While the inline assistant requires explicit prompts, tab autocomplete runs continuously as you type. Zed's AI watches your code and suggests the next logical lines—without you asking.

How Tab Autocomplete Works

Tab autocomplete is always active (unless disabled). As you type, Zed analyzes your code and predicts what comes next. Ghost text appears in light gray, showing the suggestion. Press Tab to accept it, or keep typing to ignore it.

Example in action:

You type:

def celsius_to_fahrenheit(

Ghost text appears:

def celsius_to_fahrenheit(
    [celsius: float) -> float:]

Press Tab and it accepts. Your code is now:

def celsius_to_fahrenheit(celsius: float) -> float:

The AI inferred you wanted type hints and suggested a complete signature.

Configuring Autocomplete

Tab autocomplete settings live in settings.json:

"tab_completion": {
  "disable": false,
  "debounce_duration_ms": 500,
  "max_output_tokens": 1024,
  "model": "gpt-4o-mini"
}

• disable: Set to true to turn off autocomplete
• debounce_duration_ms: Delay before suggesting (500ms = wait half-second after you stop typing)
• max_output_tokens: Max length of suggestions
• model: Which AI to use (GPT-4 Mini recommended for speed)

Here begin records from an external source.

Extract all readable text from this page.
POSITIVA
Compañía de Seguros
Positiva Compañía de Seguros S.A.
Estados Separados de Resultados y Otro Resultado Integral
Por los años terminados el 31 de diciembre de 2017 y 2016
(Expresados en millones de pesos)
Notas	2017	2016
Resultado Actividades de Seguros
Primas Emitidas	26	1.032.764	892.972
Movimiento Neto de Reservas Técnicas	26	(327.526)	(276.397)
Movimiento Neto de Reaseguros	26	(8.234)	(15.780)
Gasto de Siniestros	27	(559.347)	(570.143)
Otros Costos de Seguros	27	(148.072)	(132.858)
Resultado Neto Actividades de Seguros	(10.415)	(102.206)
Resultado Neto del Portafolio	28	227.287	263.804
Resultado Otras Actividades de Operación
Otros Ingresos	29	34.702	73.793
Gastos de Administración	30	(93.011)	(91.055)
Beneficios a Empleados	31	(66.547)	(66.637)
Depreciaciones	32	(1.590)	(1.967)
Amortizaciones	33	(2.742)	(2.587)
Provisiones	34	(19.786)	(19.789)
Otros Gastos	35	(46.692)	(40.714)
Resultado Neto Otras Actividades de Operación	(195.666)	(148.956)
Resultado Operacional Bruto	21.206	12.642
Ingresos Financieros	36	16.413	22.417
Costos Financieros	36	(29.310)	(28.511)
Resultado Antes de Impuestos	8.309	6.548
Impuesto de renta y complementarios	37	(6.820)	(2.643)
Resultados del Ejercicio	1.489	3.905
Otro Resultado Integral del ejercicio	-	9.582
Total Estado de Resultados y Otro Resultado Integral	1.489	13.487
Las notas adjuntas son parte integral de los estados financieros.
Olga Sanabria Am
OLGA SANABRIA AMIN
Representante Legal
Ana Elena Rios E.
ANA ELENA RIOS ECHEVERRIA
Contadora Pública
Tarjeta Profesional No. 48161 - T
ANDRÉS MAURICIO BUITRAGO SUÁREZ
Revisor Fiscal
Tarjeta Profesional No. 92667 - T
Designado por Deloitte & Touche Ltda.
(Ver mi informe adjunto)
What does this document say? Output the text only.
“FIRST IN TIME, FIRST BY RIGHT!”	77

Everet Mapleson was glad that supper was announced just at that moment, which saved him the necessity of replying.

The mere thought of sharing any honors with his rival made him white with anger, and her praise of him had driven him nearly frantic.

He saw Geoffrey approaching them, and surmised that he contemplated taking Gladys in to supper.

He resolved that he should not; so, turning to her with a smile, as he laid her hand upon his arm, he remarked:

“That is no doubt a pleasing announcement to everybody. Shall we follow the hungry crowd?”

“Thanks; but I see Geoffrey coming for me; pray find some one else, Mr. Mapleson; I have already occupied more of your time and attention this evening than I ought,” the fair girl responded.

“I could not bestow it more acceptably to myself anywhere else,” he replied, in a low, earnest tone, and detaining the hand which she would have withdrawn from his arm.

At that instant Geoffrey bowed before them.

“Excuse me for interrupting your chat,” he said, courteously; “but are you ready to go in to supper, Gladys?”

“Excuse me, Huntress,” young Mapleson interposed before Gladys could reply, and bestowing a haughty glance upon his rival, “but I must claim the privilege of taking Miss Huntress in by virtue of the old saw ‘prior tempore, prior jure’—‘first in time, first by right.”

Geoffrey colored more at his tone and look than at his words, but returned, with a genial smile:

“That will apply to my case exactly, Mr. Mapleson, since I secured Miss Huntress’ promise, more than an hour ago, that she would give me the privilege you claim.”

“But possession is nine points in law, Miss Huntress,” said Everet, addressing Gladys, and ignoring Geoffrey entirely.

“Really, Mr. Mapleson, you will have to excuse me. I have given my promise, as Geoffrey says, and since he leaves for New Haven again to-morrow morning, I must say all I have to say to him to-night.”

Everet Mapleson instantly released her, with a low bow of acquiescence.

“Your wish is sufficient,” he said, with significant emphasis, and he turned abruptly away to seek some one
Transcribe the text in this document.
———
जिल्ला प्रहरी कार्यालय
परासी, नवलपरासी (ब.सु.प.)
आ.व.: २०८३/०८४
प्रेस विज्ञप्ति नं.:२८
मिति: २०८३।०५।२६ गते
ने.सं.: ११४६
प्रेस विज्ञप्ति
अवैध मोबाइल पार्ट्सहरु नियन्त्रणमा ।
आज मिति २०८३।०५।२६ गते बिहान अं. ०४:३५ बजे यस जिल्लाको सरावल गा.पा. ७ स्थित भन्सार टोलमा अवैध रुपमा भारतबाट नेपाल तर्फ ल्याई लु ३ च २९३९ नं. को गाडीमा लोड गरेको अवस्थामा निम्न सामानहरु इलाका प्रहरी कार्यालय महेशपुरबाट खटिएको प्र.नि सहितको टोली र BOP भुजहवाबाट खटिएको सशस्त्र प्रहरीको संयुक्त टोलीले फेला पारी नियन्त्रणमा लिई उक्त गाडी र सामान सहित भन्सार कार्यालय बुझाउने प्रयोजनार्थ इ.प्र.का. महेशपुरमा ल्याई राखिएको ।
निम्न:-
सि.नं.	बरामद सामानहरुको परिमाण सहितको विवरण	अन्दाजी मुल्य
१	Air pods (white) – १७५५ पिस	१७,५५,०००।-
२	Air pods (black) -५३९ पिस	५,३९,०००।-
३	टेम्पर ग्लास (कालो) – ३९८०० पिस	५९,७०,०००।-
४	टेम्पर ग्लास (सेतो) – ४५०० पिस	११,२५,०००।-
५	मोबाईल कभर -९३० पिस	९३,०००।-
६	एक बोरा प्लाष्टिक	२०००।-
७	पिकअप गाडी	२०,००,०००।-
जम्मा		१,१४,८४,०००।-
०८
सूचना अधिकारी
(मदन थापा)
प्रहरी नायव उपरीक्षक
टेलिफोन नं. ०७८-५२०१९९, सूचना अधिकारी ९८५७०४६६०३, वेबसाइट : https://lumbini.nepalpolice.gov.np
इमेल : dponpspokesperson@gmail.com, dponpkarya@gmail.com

When Autocomplete Accelerates You

Autocomplete shines for predictable code patterns. The AI learns what you're likely to type next based on context.

High-leverage scenarios:

1. Function signatures — Type def and the AI suggests the full signature
2. Common patterns — Type if __name__ and it completes to if __name__ == "__main__":
3. List comprehensions — Type [x for and it suggests the full comprehension
4. Import statements — Type from typing and it suggests common imports

Low-leverage scenarios:

1. Novel logic — When writing something unique
2. Complex algorithms — Custom, domain-specific logic
3. One-off scripts — Code that won't repeat

Pro tip: Autocomplete is most valuable when writing boilerplate and common patterns. Let it handle the routine stuff while you focus on the unique logic.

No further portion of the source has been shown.